Hotfix for Citrix XenApp 6.5 enhances Video, SlideShow, Windows Media direction and more
Citrix have released an important hotfix for Citrix XenApp 6.5 that enhance the user experience dramatical that previously was available in XenDesktop 5.5 is now available in XenApp 6.5 with Hotfix XA650W2K8R2X64002.
I highly recommend that you implement this hotfix if you are running Citrix XenApp 6.5
!! Please be aware that some of the policies can “ONLY” be configured using Microsoft Group Policy and “NOT” AppCenter policy
This release provides the following features and enhancements to servers running XenApp 6.5:
Support for Additional Communications Software:
In addition to Microsoft Office Communicator and Lync, XenApp now supports the use of Web cams in conjunction with the following communication software published on XenApp 6.5 servers:
- Citrix GoToMeeting with HD Faces
- Adobe Connect
Enhanced Audio Virtual Channels:
Enhancements have been made to the audio virtual channels to help reduce latency. This results in improved performance of softphones and the voice chat feature of Unified Communications applications.
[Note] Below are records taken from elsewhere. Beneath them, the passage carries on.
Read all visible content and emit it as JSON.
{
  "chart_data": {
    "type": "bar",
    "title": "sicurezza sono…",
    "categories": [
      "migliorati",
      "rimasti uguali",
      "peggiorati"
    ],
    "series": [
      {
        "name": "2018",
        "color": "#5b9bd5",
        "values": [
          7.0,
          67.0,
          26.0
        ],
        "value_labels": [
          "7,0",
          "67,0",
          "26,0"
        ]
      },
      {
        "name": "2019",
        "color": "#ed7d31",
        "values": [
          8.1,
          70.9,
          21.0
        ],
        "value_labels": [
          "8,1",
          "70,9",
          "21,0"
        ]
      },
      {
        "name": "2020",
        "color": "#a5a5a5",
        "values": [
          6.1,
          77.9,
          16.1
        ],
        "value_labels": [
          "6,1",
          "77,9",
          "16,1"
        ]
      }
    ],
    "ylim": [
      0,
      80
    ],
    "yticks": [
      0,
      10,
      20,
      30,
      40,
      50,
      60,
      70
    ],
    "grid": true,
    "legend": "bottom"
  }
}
Adaptive Display Settings for Smooth-running Videos and Slide Shows:
Previously available in XenDesktop 5.5, Adaptive Display is now enabled by default in XenApp 6.5. Adaptive Display dynamically adjusts image quality and frame rates to deliver the best possible user experience when viewing graphics or server-rendered video content over a limited bandwidth network connection. Adaptive Display is the successor to Citrixâs highly successful Progressive Display technology. Adaptive Display is self-tuning and generally does not require configuration. However, Adaptive Display policies are available should you wish to adjust the behavior of this feature. To configure Adaptive Display on XenApp 6.5, use Windows Group Policy Editor (gpedit.msc)* and follow the procedures outlined in eDocs, the Citrix Documentation Library.
* Note: At this time, Adaptive Display policies cannot be configured using AppCenter. Use Windows Group Policy Editor (gpedit.msc) instead.
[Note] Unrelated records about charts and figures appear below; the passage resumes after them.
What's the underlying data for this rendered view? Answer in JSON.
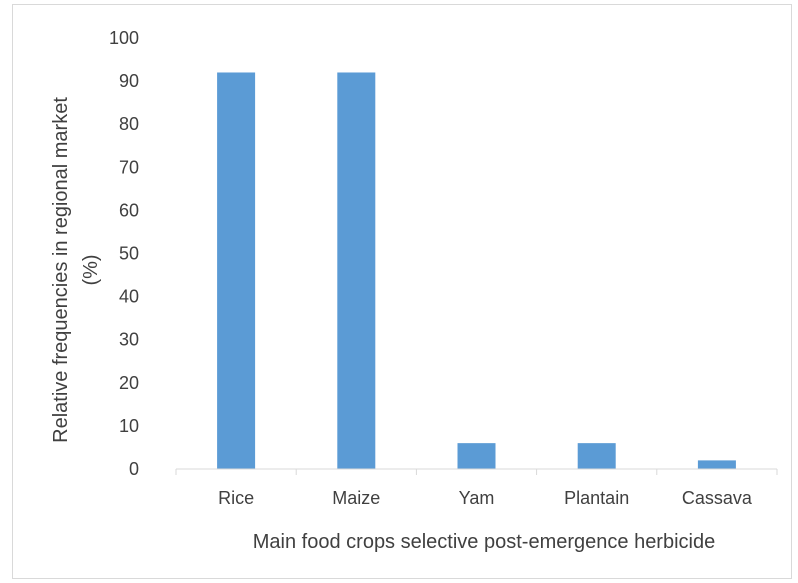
{
  "chart_data": {
    "type": "bar",
    "categories": [
      "Rice",
      "Maize",
      "Yam",
      "Plantain",
      "Cassava"
    ],
    "values": [
      92,
      92,
      6,
      6,
      2
    ],
    "xlabel": "Main food crops selective post-emergence herbicide",
    "ylabel_line1": "Relative frequencies in regional market",
    "ylabel_line2": "(%)",
    "ylim": [
      0,
      100
    ],
    "yticks": [
      0,
      10,
      20,
      30,
      40,
      50,
      60,
      70,
      80,
      90,
      100
    ],
    "grid": false,
    "bar_color": "#5b9bd5",
    "axis_color": "#d9d9d9",
    "text_color": "#404040"
  }
}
Windows Media Redirection Enhanced Flow Control:
Enhancements to Windows Media Enhanced Flow Control provide improved results for streamed HD videos delivered over WAN connections.
Flow control is an integral part of multimedia redirection that is responsible for choosing and adjusting the rate at which multimedia data is transmitted to the client and defining a strategy to reduce the bit rate when network conditions are unfavorable. The effectiveness of the flow control implementation has a fairly large impact on the overall end user experience.
- End-to-End Flow Control. Video samples are no longer queued in the host-side virtual channel and instead force data to back up in the DirectShow/MediaFoundation interception filters. The major benefit here is reliability; video controls remain responsive even when network conditions are unfavorable.
- Frame Dropping. Sometimes the available bandwidth is less than the bit rate of the video being played. Frame dropping enables flow control to preserve the audio and playback synchronization at the expense of the video. It is important to note that key frames will never be dropped because these frames are often used as reference frames from which other frames will be constructed. In addition to key frames, decoders also use the last decompressed non-key frame as a reference frame. For this reason, once a non-key frame is dropped, all subsequent non-key frames are dropped (until the next key frame is found). Otherwise, the video becomes progressively noisier.
Frame dropping has some limitations. It is not always known ahead of time how many frames will be dropped for a given media type. Frame dropping does not typically occur until the effective network bandwidth approaches or drops below the bit rate of the media file. Users should have reasonable expectations for the user experience. In most cases, frame dropping will provide a benefit but the amount of video that is dropped can vary from media file to media file.
Note: Adaptive Display generally provides a better user experience than frame dropping when the available bandwidth is less than the bit rate of the video. For this reason, customers who need to deliver HD videos with bit rates of 6 or 7 Mbps are advised to set the SmartRendering Bandwidth Threshold to 8 Mbps to ensure that Windows Media Redirection is used only when there is sufficient bandwidth. For more information about setting the SmartRendering Bandwidth Threshold, see Knowledge Center article CTX124777.
Supported media formats
WMA, WMV, ASF, MP3, Divx, Xvid, and MPEG-4. Other formats, such as MPEG-1 and MPEG-2, continue to use the old flow control.